Managed connectors allow you to incrementally ingest data from SaaS applications like Salesforce and databases like SQL Server. Auto Loader is a cloud object storage connector that allows you to incrementally ingest files as they arrive in S3, ADLS, and GCS. It is compatible with Structured Streaming and DLT but does not offer fully-managed ingestion pipelines.

Can managed connectors write back to third-party apps and databases?

No. If you’re interested in this functionality, reach out to your account team.
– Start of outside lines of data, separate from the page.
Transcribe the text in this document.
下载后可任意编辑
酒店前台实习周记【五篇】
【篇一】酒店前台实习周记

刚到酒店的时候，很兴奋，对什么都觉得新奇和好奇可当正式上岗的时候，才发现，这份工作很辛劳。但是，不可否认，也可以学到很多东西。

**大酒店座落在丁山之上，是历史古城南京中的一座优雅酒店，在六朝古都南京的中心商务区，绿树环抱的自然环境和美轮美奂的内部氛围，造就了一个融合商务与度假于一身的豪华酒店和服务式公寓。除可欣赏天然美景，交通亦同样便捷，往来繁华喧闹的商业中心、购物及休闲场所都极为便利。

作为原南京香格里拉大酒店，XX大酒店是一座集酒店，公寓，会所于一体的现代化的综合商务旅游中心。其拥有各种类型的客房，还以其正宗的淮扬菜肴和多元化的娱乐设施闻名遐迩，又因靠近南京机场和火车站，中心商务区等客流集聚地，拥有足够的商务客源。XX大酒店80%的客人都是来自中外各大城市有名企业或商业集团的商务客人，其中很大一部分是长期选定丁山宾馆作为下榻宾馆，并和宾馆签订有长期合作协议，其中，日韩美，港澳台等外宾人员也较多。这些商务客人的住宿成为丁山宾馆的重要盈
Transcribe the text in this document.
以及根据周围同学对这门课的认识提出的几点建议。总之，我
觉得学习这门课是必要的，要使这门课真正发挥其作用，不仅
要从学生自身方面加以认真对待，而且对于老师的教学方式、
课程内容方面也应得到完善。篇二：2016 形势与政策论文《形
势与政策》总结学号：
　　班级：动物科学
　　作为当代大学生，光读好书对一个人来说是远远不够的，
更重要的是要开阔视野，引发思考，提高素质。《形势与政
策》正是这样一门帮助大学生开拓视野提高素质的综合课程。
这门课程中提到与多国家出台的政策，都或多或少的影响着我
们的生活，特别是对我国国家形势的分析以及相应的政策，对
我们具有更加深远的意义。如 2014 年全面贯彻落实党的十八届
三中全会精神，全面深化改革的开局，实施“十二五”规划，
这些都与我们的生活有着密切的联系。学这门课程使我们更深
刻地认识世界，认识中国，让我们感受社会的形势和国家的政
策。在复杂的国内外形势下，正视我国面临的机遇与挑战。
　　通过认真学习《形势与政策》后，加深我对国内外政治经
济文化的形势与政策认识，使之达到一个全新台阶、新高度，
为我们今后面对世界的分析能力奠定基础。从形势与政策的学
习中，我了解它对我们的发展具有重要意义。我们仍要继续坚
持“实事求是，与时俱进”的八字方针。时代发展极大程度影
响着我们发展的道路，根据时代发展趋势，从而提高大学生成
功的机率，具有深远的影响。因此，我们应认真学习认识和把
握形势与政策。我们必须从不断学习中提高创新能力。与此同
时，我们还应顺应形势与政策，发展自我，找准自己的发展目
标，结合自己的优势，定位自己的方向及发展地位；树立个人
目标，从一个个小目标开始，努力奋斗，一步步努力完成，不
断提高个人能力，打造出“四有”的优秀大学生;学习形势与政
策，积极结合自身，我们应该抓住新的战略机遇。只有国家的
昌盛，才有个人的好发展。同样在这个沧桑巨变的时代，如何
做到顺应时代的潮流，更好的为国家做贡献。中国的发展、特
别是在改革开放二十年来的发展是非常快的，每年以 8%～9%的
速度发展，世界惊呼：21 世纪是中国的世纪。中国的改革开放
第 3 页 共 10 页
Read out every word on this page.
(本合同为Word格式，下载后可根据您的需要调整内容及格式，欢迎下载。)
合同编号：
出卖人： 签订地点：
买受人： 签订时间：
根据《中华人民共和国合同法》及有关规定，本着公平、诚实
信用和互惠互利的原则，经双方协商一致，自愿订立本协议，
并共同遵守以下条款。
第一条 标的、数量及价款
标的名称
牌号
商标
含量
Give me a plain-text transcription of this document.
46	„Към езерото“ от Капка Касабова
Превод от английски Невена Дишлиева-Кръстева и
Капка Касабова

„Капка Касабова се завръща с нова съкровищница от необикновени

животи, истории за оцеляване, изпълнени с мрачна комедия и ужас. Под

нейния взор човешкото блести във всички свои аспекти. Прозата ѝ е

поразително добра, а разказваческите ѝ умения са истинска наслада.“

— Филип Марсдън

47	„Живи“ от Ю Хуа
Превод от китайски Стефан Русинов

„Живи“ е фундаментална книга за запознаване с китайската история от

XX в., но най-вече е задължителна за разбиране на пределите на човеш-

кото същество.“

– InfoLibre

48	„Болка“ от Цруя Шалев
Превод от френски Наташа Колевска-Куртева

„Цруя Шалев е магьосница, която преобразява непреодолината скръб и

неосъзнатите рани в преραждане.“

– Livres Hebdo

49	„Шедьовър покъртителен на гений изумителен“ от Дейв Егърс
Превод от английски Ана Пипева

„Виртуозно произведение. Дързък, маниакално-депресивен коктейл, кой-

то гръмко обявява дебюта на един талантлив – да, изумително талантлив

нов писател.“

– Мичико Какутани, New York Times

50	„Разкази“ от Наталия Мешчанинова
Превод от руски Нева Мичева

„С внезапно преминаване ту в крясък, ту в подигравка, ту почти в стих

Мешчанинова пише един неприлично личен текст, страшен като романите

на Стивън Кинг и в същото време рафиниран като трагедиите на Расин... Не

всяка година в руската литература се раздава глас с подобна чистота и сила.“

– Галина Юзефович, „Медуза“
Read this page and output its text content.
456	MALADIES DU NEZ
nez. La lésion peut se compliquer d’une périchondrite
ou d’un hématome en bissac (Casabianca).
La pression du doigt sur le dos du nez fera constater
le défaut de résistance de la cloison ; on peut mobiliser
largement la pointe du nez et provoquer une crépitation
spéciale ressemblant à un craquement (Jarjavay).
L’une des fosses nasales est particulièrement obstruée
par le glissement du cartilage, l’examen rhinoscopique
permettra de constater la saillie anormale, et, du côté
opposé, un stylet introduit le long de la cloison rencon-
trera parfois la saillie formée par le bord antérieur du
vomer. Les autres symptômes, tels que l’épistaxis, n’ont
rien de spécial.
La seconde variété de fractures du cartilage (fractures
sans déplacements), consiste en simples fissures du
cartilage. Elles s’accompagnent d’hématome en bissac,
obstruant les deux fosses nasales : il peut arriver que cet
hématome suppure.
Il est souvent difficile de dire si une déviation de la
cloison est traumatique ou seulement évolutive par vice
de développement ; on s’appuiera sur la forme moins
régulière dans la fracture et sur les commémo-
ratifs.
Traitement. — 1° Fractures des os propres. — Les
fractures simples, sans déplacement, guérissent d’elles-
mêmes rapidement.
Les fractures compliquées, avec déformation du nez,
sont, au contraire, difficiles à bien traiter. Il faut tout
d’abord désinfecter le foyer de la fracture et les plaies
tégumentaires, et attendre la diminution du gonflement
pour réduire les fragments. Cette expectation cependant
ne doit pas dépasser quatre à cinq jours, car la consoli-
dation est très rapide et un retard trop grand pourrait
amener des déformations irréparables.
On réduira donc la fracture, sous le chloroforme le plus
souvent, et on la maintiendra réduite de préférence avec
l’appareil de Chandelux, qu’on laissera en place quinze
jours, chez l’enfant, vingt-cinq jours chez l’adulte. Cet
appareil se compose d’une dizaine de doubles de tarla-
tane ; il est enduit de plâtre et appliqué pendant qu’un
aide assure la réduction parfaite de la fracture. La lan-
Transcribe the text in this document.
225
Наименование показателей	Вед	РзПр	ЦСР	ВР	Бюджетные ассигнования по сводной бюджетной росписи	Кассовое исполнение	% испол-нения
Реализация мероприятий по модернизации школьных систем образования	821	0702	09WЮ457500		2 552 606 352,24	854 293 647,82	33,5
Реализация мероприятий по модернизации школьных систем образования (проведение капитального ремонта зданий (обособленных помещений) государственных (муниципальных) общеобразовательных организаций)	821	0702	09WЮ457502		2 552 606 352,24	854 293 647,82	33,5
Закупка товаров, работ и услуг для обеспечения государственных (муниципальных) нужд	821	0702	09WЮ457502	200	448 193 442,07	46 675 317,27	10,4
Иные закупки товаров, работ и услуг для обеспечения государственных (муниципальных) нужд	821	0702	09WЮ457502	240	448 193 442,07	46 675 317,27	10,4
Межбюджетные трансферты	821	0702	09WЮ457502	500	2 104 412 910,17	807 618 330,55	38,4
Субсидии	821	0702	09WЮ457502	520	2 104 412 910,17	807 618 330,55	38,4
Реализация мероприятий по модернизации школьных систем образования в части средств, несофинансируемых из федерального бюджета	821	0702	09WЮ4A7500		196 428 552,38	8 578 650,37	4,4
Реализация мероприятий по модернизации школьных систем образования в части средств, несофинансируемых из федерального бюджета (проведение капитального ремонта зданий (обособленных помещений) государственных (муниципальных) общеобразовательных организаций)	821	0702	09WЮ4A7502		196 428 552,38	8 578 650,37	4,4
What is SCD type 1 vs. type 2?

The Slowly Changing Dimensions (SCD) setting determines how to handle changes in your data over time. Enable SCD type 1 (history tracking off) to overwrite outdated records as they're updated and deleted in the source. Enable SCD type 2 (history tracking on) to maintain a history of those changes. Note that deleting a table or column does not delete that data from the destination, even when SCD type 1 is selected.

Not all connectors support history tracking (SCD type 2).

What is the cost for managed connectors?

Managed connectors have a compute-based pricing model.

SaaS sources like Salesforce and Workday, which run exclusively on serverless infrastructure, incur serverless DLT DBU charges.

For database sources like SQL Server, ingestion gateways can run in classic mode or serverless mode depending on the source, and ingestion pipelines run on serverless. As a result, you can receive both classic and serverless DLT DBU charges.

For rate details, see the DLT pricing page.

Salesforce

Does the Salesforce ingestion connector support Salesforce Data Cloud?

The Salesforce ingestion connector supports Salesforce Sales Cloud. It doesn't support Salesforce Data Cloud, but Lakehouse Federation allows you to query data in Salesforce Data Cloud without moving it. See Run federated queries on Salesforce Data Cloud.

ServiceNow

How does the connector pull data from ServiceNow?

The connector-name connector uses the ServiceNow Table API v2.

Could using the Table API impact the ServiceNow instance?

Yes. However, the impact depends on the amount of data ingested. For example, it is typically more noticeable in the initial snapshot than during an incremental read.

Why is my ServiceNow ingestion performance slow?

Databricks recommends working with your ServiceNow administrator to enable ServiceNow-side indexing on the cursor field. The cursor column is selected from the following list, in order of availability and preference: sys_updated_on (first choice), sys_created_on (second choice), sys_archived (third choice). This is a standard approach for improving performance when ingesting using the ServiceNow APIs. Setting the index allows Databricks to avoid fully scanning the entire sys_updated_on column, which can bottleneck large updates. For instructions, see Create a table index in the ServiceNow documentation. If the issue persists, create a support ticket.

Microsoft SQL Server

How does Databricks connect to SQL Server?

Databricks connects to SQL Server using transport layer security (TLS). Credentials are stored securely inside Unity Catalog and can only be retrieved if the user running the ingestion flow has appropriate permissions. You should create a separate user in SQL Server for ingesting data, and if there are databases or tables you do not want to be available, you can use built-in SQL Server permissions to ensure that the ingestion user does not have access to those entities.

Is this a one-way connection?

Yes. Reverse ETL is not supported.

If the pipeline fails, does ingestion resume without data loss?

Yes. Databricks keeps track of what we’ve extracted from the source and what we’ve applied in the destination. If anything happens, Databricks can resume at that point.